AI → Verified. 10.0.3.0/24 is now active in OSPF area 0 on GigabitEthernet0/2, process ID 1, cost 1. The interface is in DR state with no neighbors yet — expected if the adjacent device has not been configured for OSPF on that segment. Neighbor discovery is in progress.

Post-change verification happens automatically. After pushing the approved commands, the system runs relevant show commands to confirm the change took effect. If it detects a problem — say, the OSPF process did not pick up the new network, or an existing adjacency dropped — it alerts immediately and can propose a rollback command sequence (which also goes through the approval queue).

What We Learned

The hardest part of this project was not generating IOS commands. The LLM is remarkably good at producing correct IOS syntax given a clear intent. The hard part was parsing the output that comes back.

IOS CLI output is designed for humans reading a terminal, not for machines parsing structured data. The output of show ip ospf neighbor uses fixed-width columns, but the column widths vary depending on the length of the interface name and the neighbor ID. show ip route uses indentation to indicate ECMP paths, but the indentation is not consistent between IOS versions. show running-config includes tab completion artifacts if someone typed partial commands and hit tab during an interactive session — those artifacts end up in the saved config and show up in the output.

We found that every device has slightly different formatting quirks. A Catalyst 3750 running 12.2(55) wraps long lines differently than a 4431 running 16.9. An ISR with a service module inserts additional output sections that do not exist on the base platform. VRF-aware show commands return different column headers than global table commands. Parsing all of this reliably required treating the LLM itself as a flexible parser — one that can handle formatting variation because it understands the meaning of the output, not just its column positions.

Key lesson: We initially tried to parse every show command output with structured templates (similar to TextFSM). This approach broke constantly as we added new device models and IOS versions to the inventory. Letting the LLM parse unstructured output into tagged, structured data — and then validating those tags against known schemas — turned out to be far more resilient. The AI handles formatting variation gracefully because it reads the output the same way a human engineer does: by understanding what the fields mean, not where the columns are.

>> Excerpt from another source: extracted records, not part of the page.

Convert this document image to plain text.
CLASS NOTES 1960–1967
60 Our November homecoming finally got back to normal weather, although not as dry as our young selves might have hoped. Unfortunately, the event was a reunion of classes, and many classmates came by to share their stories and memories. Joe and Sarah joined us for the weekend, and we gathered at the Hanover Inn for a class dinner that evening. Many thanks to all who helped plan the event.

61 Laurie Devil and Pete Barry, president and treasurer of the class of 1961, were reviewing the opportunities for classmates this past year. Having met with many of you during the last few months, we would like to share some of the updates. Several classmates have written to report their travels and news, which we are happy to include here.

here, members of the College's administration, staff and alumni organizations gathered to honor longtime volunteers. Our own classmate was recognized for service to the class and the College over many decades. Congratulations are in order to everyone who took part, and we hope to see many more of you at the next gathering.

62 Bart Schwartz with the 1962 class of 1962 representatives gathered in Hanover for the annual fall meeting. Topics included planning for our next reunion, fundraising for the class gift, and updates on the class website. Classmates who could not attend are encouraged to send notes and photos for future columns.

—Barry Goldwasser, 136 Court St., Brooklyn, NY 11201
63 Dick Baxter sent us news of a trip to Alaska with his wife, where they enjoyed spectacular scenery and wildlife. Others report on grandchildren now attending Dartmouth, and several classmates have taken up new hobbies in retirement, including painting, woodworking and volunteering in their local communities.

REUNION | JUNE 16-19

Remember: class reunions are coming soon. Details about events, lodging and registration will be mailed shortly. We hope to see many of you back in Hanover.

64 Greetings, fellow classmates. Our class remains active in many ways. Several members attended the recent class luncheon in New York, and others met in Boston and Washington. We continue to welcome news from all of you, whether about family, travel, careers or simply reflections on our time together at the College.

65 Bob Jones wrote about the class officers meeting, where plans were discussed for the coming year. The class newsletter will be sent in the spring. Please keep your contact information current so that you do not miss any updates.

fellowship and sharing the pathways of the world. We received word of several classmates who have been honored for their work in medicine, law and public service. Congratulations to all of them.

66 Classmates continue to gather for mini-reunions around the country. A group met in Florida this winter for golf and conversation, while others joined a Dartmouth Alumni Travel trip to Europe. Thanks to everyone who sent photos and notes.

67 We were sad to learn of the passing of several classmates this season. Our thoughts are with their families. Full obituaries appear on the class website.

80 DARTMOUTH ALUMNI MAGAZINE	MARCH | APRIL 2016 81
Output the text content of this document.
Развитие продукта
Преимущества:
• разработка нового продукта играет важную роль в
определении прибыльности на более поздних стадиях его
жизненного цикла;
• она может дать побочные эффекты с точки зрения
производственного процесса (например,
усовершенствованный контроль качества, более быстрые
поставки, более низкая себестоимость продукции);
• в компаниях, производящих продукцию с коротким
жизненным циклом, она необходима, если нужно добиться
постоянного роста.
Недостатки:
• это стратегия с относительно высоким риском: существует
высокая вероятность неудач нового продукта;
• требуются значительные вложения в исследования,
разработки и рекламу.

The other major lesson was the importance of structured data tagging on every piece of information the AI returns. When the system tells you a router has 4 FULL OSPF adjacencies, that “4” is not just text in a chat message. It is a tagged data point linked to a specific show ip ospf neighbor output from a specific device at a specific timestamp. This tagging feeds the anti-fabrication engine — every claim is traceable to a real command output, which makes it architecturally impossible for the AI to fabricate network state.

Building a natural language interface for Cisco IOS is not about wrapping a chatbot around a command reference. It is about understanding engineer intent, producing syntactically correct IOS commands, navigating the mess of legacy SSH negotiation, parsing inconsistent CLI output, and enforcing the safety boundaries that production networks demand. We are still improving it — every new device model we onboard teaches us something about an edge case we had not seen before — but the core architecture has proven sound.